Tension sucks your readers and audiences into your stories. In his book, Your Screenplay Sucks, William M. Akers urges us to keep ramping up the tension of our tales. The tension he is referring to here is different from shoot-outs and car chases – that’s chiefly excitement through action, not tension.
True tension is coiled up inside difficult moral choices: Which one of her two children does a mother sacrifice to save the other — Sophie’s Choice. Does the father in Mast lower the drawbridge to prevent the train from falling into the river, or does he leave it up and avoid crushing his son who has fallen into the lifting mechanism of the bridge?
Not all choices have to be world changing. They can be small, as long as they are significant to the characters who make them. In Remains of the Day, Anthony Hopkins keeps the inquisitive Emma Thompson from seeing the title of the book he is reading. It’s a small action in the scene, but the tension in her wanting to know is palpable.
“Tension spring-loads your story. It keeps it taut and delivers a walloping release at the end.”
Higher stakes need higher sacrifices to resolve them. Whether the stakes are world domination as in a James Bond movie, or merely the control of your home, they are still high for the affected characters. If your characters don’t have everything to lose, ratchet up the stakes and keep doing so as the story progresses to keep the tension high.
In A Few Good Men, Tom Cruise is trying a big case which will send his client to prison for a long time, if he loses. But later in the story, the stakes rise even more. If Cruise gambles on turning the tables on the Jack Nicholson character, and fails, not only will he lose the case, it will cost him his Navy legal career. For a man living in the shadow of his father, the previous U.S. Attorney General, the stakes are high indeed.
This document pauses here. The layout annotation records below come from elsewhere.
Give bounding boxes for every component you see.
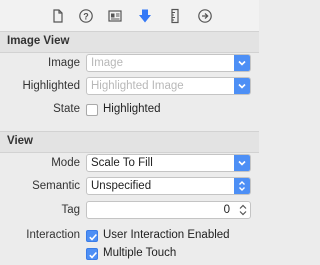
size-icon[interactable]: [167, 8, 183, 24]
tag-label: Tag: [61, 204, 80, 216]
highlighted-image-combobox[interactable]: Highlighted Image: [86, 77, 251, 95]
chevron-down-icon[interactable]: [234, 78, 250, 94]
interaction-label: Interaction: [26, 229, 80, 241]
semantic-value: Unspecified: [91, 180, 152, 192]
highlighted-checkbox[interactable]: [86, 104, 98, 116]
user-interaction-label[interactable]: User Interaction Enabled: [103, 229, 230, 241]
highlighted-placeholder: Highlighted Image: [91, 80, 184, 92]
up-down-chevron-icon[interactable]: [234, 178, 250, 194]
semantic-popup[interactable]: Unspecified: [86, 177, 251, 195]
image-combobox[interactable]: Image: [86, 54, 251, 72]
section-title: View: [7, 135, 33, 147]
multiple-touch-checkbox[interactable]: [86, 248, 98, 260]
mode-label: Mode: [51, 157, 80, 169]
file-icon[interactable]: [50, 8, 66, 24]
tag-value: 0: [223, 204, 230, 216]
semantic-label: Semantic: [32, 180, 80, 192]
mode-popup[interactable]: Scale To Fill: [86, 154, 251, 172]
tag-field[interactable]: 0: [86, 201, 251, 219]
highlighted-checkbox-label[interactable]: Highlighted: [103, 103, 161, 115]
state-label: State: [53, 103, 80, 115]
view-section-header[interactable]: View: [0, 131, 259, 153]
inspector-toolbar: ?: [0, 0, 259, 32]
connections-icon[interactable]: [197, 8, 213, 24]
image-view-section-header[interactable]: Image View: [0, 31, 259, 53]
attributes-icon[interactable]: [137, 8, 153, 24]
mode-value: Scale To Fill: [91, 157, 153, 169]
user-interaction-checkbox[interactable]: [86, 230, 98, 242]
highlighted-label: Highlighted: [22, 80, 80, 92]
chevron-down-icon[interactable]: [234, 155, 250, 171]
chevron-down-icon[interactable]: [234, 55, 250, 71]
identity-icon[interactable]: [107, 8, 123, 24]
section-title: Image View: [7, 35, 70, 47]
image-label: Image: [48, 57, 80, 69]
svg-text:?: ?: [83, 12, 89, 22]
help-icon[interactable]: ?: [78, 8, 94, 24]
stepper-icon[interactable]: [237, 203, 249, 217]
multiple-touch-label[interactable]: Multiple Touch: [103, 247, 176, 259]
image-placeholder: Image: [91, 57, 123, 69]
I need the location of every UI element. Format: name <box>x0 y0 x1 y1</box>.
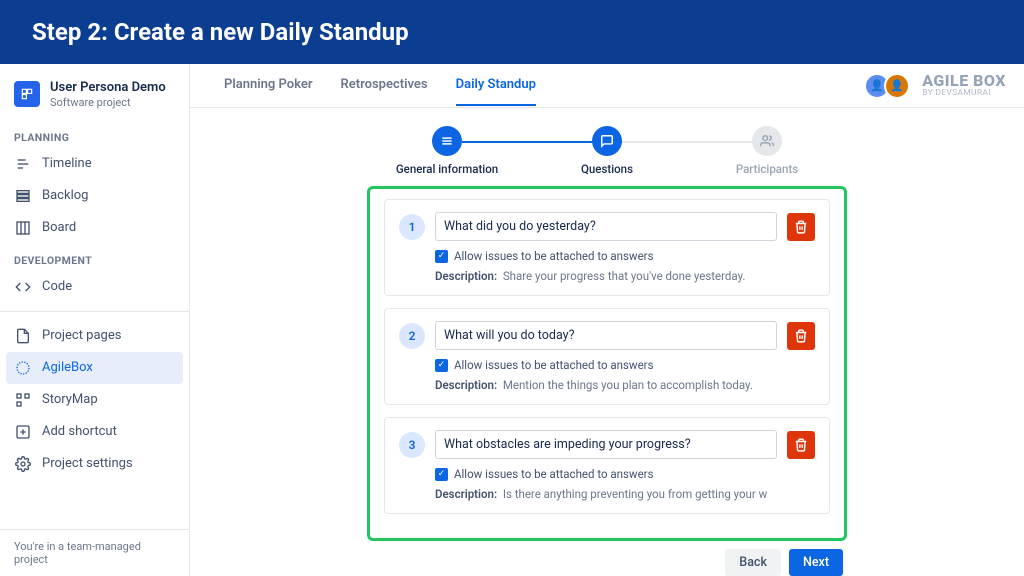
wizard-footer: Back Next <box>367 541 847 576</box>
allow-issues-checkbox[interactable]: ✓ <box>435 468 448 481</box>
question-description: Description: Share your progress that yo… <box>435 269 815 283</box>
allow-issues-checkbox[interactable]: ✓ <box>435 359 448 372</box>
step-participants[interactable]: Participants <box>687 126 847 176</box>
topbar: Planning Poker Retrospectives Daily Stan… <box>190 64 1024 108</box>
nav-label: Code <box>42 279 72 294</box>
tabs: Planning Poker Retrospectives Daily Stan… <box>224 65 536 106</box>
step-questions[interactable]: Questions <box>527 126 687 176</box>
project-header[interactable]: User Persona Demo Software project <box>0 74 189 121</box>
code-icon <box>14 278 32 296</box>
timeline-icon <box>14 155 32 173</box>
tab-retrospectives[interactable]: Retrospectives <box>341 65 428 106</box>
question-card: 2 ✓ Allow issues to be attached to answe… <box>384 308 830 405</box>
users-icon <box>752 126 782 156</box>
avatar: 👤 <box>884 73 910 99</box>
agilebox-icon <box>14 359 32 377</box>
nav-label: Project settings <box>42 456 133 471</box>
question-card: 3 ✓ Allow issues to be attached to answe… <box>384 417 830 514</box>
sidebar-item-backlog[interactable]: Backlog <box>0 180 189 212</box>
wizard-steps: General information Questions Participan… <box>190 108 1024 186</box>
back-button[interactable]: Back <box>725 549 781 576</box>
step-label: Participants <box>736 162 798 176</box>
chat-icon <box>592 126 622 156</box>
brand-sub: BY DEVSAMURAI <box>922 89 1006 98</box>
sidebar-item-agilebox[interactable]: AgileBox <box>6 352 183 384</box>
banner-title: Step 2: Create a new Daily Standup <box>32 18 992 46</box>
tutorial-banner: Step 2: Create a new Daily Standup <box>0 0 1024 64</box>
brand-logo: AGILE BOX BY DEVSAMURAI <box>922 73 1006 98</box>
allow-issues-label: Allow issues to be attached to answers <box>454 249 654 263</box>
question-number: 1 <box>399 214 425 240</box>
nav-label: AgileBox <box>42 360 93 375</box>
question-text-input[interactable] <box>435 321 777 350</box>
storymap-icon <box>14 391 32 409</box>
delete-button[interactable] <box>787 431 815 459</box>
sidebar-item-add-shortcut[interactable]: Add shortcut <box>0 416 189 448</box>
sidebar-footer: You're in a team-managed project <box>0 529 189 576</box>
section-planning-label: PLANNING <box>0 121 189 148</box>
participant-avatars[interactable]: 👤 👤 <box>870 73 910 99</box>
backlog-icon <box>14 187 32 205</box>
brand-name: AGILE BOX <box>922 73 1006 89</box>
list-icon <box>432 126 462 156</box>
project-icon <box>14 81 40 107</box>
sidebar-item-project-pages[interactable]: Project pages <box>0 320 189 352</box>
step-general[interactable]: General information <box>367 126 527 176</box>
tab-daily-standup[interactable]: Daily Standup <box>456 65 536 106</box>
sidebar-item-storymap[interactable]: StoryMap <box>0 384 189 416</box>
question-card: 1 ✓ Allow issues to be attached to answe… <box>384 199 830 296</box>
question-description: Description: Is there anything preventin… <box>435 487 815 501</box>
nav-label: Board <box>42 220 76 235</box>
question-text-input[interactable] <box>435 212 777 241</box>
allow-issues-checkbox[interactable]: ✓ <box>435 250 448 263</box>
main: Planning Poker Retrospectives Daily Stan… <box>190 64 1024 576</box>
delete-button[interactable] <box>787 213 815 241</box>
sidebar: User Persona Demo Software project PLANN… <box>0 64 190 576</box>
pages-icon <box>14 327 32 345</box>
section-dev-label: DEVELOPMENT <box>0 244 189 271</box>
sidebar-item-timeline[interactable]: Timeline <box>0 148 189 180</box>
add-shortcut-icon <box>14 423 32 441</box>
tab-planning-poker[interactable]: Planning Poker <box>224 65 313 106</box>
nav-label: Add shortcut <box>42 424 117 439</box>
question-number: 3 <box>399 432 425 458</box>
allow-issues-label: Allow issues to be attached to answers <box>454 467 654 481</box>
nav-label: StoryMap <box>42 392 98 407</box>
sidebar-item-code[interactable]: Code <box>0 271 189 303</box>
step-label: General information <box>396 162 498 176</box>
questions-highlighted-box: 1 ✓ Allow issues to be attached to answe… <box>367 186 847 541</box>
next-button[interactable]: Next <box>789 549 843 576</box>
question-description: Description: Mention the things you plan… <box>435 378 815 392</box>
allow-issues-label: Allow issues to be attached to answers <box>454 358 654 372</box>
project-type: Software project <box>50 96 166 109</box>
board-icon <box>14 219 32 237</box>
nav-label: Backlog <box>42 188 88 203</box>
sidebar-item-board[interactable]: Board <box>0 212 189 244</box>
nav-label: Project pages <box>42 328 121 343</box>
sidebar-item-project-settings[interactable]: Project settings <box>0 448 189 480</box>
divider <box>0 311 189 312</box>
project-name: User Persona Demo <box>50 80 166 96</box>
questions-panel: 1 ✓ Allow issues to be attached to answe… <box>367 186 847 576</box>
delete-button[interactable] <box>787 322 815 350</box>
question-number: 2 <box>399 323 425 349</box>
gear-icon <box>14 455 32 473</box>
nav-label: Timeline <box>42 156 92 171</box>
question-text-input[interactable] <box>435 430 777 459</box>
step-label: Questions <box>581 162 633 176</box>
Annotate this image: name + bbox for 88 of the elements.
In filling your story with tension, ask yourself the following questions: What are the stakes for my hero and how can I raise them? What is the moral choice he faces, and what does he stand to lose if he makes the wrong one? Correctly structuring the tension in your story will make for a more gripping tale.
Summary
Keep the tension high in your stories by resenting your hero with difficult moral choices.